The revised IP R&D guide will also discuss the “Greenfield approach,” the cost savings method, split methods, and more. “It really opens the doors to whatever we think is the appropriate methodology,” Dufendach added.

The audience had many practical questions for the panel, since there are so many assumptions related to in-process R&D valuations. Among them:

  • If an appraiser is already using an excess earnings approach elsewhere in a valuation, is it sufficient to value IP R&D as well?
  • How should appraisers handle the fact that IP R&D may include contributory charges from some other established asset?
  • Can you handle the valuation of these assets by using a discount rate appropriate to a start-up operation, since in-process R&D may behave similarly from a risk point of view?
  • How can appraisers take into account the fact that a license or operating rights to new intellectual property might be worth more to an experienced operator than to a new operator?
Answers to some of these questions will become clearer when the FinREC draft is released. But the panel was able to offer early descriptions of some of the assumptions the working group brought to the table.

First, “the task force did not think it would be appropriate to combine tangible and intangible assets for impairment testing purposes,” said Ryan Kaye.
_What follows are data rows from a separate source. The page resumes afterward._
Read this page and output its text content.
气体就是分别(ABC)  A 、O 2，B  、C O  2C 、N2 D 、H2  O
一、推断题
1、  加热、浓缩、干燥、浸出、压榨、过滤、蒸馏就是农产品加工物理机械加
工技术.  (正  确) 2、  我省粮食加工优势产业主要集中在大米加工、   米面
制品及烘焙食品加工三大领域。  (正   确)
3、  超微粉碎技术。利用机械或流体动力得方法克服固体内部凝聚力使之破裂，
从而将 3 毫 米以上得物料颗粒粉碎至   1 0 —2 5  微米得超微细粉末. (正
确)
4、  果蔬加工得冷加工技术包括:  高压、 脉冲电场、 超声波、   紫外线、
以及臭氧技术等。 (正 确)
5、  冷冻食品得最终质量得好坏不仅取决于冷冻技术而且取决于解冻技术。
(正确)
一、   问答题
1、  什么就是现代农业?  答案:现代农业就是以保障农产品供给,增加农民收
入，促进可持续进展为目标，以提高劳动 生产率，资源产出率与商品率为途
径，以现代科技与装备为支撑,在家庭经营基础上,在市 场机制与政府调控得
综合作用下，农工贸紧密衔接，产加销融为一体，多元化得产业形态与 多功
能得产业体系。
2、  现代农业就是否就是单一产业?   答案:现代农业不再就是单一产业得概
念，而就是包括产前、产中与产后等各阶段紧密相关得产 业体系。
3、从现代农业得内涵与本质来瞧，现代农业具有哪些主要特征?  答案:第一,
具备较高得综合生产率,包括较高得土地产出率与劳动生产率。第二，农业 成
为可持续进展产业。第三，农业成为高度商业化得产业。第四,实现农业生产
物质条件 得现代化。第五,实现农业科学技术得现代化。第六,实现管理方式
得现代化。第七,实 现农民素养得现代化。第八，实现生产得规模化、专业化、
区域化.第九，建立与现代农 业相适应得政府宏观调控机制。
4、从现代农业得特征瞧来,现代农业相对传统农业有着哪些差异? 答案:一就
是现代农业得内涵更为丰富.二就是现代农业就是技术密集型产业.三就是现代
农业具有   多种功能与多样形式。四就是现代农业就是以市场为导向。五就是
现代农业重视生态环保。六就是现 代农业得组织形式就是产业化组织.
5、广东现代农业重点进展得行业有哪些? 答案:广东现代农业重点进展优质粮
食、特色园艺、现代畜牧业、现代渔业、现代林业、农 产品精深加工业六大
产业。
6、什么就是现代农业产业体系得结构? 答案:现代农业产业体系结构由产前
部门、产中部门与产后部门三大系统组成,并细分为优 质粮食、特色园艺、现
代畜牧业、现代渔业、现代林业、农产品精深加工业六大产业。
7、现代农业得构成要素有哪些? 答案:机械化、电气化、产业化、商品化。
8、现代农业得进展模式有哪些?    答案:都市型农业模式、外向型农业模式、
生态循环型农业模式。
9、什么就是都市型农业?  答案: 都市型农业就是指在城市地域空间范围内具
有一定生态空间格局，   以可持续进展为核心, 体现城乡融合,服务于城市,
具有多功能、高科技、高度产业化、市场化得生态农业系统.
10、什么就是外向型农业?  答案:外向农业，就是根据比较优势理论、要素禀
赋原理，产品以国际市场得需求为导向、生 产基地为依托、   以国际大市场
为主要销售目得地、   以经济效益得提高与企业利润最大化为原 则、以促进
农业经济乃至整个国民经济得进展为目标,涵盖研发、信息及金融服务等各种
But, intangibles that can be capitalized and are similar in nature can be combined into one single DCF analysis—if they ARE the same. “The management accountants and appraisers need to agree on the degree of disaggregation and the unit of account,” said Tony Aaron.

Second, the original practice aid had a primary focus on the multi-period excess earnings method—in fact, it coined the term. “The original guide had a long explanation on MPEEM, and a couple of paragraphs on some decision tree methods,” David Dufendach summarized. “The relief from royalty method was almost cast in a negative light.” Dufendach polled the ASA audience and found that 80% had used MPEEM, but only a handful had used other methods to appraise IPR&D. “So there’s a lot more guidance on other methodologies and when they might work in the update,” Dufendach continued.

“We’re not trying to push anyone toward the relief from royalty method,” Dufendach said. “You can’t use it unless the data’s there. But we are trying to open up the barriers to using other methods that might be appropriate in given situations.”

Is the ASA’s course on intangibles still current? The ASA is already adapting its popular course ASA 301 (Valuation of Intangibles) for the timing of this new practice aid, says Ray Rath (PwC), based on what is already known. He believes further adjustments to keep current with the FinREC Practice Aid will occur very quickly.

Other possible changes to anticipate in IP R&D valuation:

  • Should “core technology” still be valued? “Those assets are still there, but much of that will now be considered enabling technology,” said Dufendach, “such as those technologies that are shared between existing product platforms and future products.” These enabling technologies might not meet the asset definitions of ASC 805, but they will be a factor in IPR&D valuations. “Another term in the practice aid is ‘technology migration,’” he said. These technologies might evolve during generations of product development.
  • Another new term is “day 2 treatment.” Now that IPR&D assets can be capitalized in a business combination, the practice aid needs to look at the impairment models. The first group of these are the indefinite-lived intangibles. The practice aid allows for recognition of changes of status, such as when FDA approval is granted. “It can be assumed that the asset has increased in value because of events like this,” said Kaye, “so companies can elect not to conduct a separate impairment test.” For finite-lived intangibles, you’re still subject to the two-step process, the panel agreed.
  • Defensive intangible assets, developed to prevent others from entering the market. may now also need to be tested. So, for instance, a company acquires a technology to protect its beachhead in a new technology. This acquisition becomes indefinite-lived IP R&D.